This has led to new talk of a generation gap, and in his new book Bobby Duffy — formerly of polling company Ipsos Mori, now director of The Policy Institute at King’s College London — disentangles three influences shaping our attitudes. Big social trends can change all of us over a period regardless of our age — a shift towards greater acceptance of gay people, for example, even among the old. But we also change over our own life cycle as we go through formative experiences, such as having children.
And there are cohort effects as well, leaving particular generations imprinted by specific experiences that happen at a crucial point when their attitudes are forming: when asked about the most significant political events during our lives, we tend to identify things that happened during our early adulthood.
There are subtle links between these three for which Duffy provides vivid examples. For instance, younger generations start smoking later but do not give up the habit as quickly, so the life cycle effect is less evident — perhaps because they leave home and assume “adult” responsibilities later.

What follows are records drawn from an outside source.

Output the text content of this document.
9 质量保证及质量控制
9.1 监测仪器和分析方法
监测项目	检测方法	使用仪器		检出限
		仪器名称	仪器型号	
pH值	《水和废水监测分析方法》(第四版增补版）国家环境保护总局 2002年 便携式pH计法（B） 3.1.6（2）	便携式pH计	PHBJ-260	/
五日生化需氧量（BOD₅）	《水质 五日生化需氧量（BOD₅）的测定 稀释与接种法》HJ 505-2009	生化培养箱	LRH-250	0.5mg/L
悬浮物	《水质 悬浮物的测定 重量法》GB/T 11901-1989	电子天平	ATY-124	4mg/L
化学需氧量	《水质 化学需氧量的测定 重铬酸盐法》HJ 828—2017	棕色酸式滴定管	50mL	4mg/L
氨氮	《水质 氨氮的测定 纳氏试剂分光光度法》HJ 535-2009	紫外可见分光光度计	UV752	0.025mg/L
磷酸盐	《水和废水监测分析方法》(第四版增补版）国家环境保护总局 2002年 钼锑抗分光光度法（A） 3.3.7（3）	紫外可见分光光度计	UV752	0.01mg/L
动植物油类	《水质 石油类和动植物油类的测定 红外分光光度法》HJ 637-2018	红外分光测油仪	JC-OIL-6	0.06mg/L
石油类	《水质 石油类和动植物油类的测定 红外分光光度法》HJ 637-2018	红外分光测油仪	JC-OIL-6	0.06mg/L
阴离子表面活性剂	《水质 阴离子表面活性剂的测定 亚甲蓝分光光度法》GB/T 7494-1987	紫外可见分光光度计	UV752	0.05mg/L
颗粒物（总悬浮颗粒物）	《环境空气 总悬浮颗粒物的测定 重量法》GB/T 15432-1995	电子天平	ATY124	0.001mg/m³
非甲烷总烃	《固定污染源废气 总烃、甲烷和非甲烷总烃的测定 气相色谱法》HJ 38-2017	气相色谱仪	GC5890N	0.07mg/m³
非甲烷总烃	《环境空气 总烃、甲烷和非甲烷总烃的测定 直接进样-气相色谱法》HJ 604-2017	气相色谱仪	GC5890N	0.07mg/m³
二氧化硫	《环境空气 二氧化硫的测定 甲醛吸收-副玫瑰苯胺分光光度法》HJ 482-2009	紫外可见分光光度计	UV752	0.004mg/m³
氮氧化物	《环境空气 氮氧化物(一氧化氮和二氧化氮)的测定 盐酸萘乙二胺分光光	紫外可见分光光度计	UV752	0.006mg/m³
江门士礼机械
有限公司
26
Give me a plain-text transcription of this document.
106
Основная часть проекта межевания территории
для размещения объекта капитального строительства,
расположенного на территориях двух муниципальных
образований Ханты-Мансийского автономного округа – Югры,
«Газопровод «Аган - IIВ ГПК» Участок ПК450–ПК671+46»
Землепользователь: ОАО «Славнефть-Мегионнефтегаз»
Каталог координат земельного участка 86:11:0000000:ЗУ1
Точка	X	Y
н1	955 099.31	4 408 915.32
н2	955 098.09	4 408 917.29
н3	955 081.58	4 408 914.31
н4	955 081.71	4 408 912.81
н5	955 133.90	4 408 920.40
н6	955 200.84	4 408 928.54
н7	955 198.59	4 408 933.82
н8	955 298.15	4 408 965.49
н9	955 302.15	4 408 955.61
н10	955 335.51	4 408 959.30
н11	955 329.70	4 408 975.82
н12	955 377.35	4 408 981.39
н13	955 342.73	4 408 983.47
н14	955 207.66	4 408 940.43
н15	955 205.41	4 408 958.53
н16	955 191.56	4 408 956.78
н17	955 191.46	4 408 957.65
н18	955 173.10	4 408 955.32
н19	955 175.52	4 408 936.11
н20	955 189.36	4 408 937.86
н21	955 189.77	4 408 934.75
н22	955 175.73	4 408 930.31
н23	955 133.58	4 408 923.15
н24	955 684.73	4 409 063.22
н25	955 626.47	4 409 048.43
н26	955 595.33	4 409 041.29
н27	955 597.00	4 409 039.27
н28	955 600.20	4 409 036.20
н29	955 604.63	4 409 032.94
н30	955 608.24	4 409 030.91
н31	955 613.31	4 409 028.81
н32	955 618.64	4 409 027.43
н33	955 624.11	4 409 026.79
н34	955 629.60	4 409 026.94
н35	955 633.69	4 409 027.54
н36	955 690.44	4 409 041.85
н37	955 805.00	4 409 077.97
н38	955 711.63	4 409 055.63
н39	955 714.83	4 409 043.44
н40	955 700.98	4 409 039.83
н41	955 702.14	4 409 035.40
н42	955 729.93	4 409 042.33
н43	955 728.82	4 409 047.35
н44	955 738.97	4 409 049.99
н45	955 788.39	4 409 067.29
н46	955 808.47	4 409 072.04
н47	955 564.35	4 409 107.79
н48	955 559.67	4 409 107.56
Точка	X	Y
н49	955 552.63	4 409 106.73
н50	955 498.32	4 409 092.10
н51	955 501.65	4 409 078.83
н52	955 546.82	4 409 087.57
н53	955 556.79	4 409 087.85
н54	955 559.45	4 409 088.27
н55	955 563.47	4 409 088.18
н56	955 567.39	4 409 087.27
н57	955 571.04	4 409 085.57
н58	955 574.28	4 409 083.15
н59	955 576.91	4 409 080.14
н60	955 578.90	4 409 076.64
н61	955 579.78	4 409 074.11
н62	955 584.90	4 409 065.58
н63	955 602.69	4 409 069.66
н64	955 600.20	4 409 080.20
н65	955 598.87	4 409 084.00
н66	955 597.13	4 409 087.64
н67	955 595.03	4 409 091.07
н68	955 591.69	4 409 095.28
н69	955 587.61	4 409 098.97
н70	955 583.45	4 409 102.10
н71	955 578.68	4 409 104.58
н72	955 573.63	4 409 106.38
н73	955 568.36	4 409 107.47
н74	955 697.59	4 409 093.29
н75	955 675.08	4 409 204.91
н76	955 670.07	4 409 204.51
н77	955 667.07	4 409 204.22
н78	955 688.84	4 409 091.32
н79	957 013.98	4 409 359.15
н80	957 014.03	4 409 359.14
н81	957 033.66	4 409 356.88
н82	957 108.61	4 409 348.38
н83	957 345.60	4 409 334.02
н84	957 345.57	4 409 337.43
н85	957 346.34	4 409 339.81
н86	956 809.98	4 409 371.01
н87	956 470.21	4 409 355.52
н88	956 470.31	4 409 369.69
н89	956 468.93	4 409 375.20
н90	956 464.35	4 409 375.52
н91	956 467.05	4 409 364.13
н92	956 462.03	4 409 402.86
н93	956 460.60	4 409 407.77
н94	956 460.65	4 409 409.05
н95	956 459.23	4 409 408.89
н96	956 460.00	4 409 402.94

He argues that there is not a deep attitudinal divide between the generations. This is the good news Duffy’s Generations (published in the US as The Generation Myth) — young and old can communicate with each other and care for each other. The British state is being reshaped to focus on older people, with the NHS and social care and the pensions “triple lock” — which guarantees retirees a minimum rise in income — given priority. But younger people do not appear strongly to object to this. They want granny to be well looked after.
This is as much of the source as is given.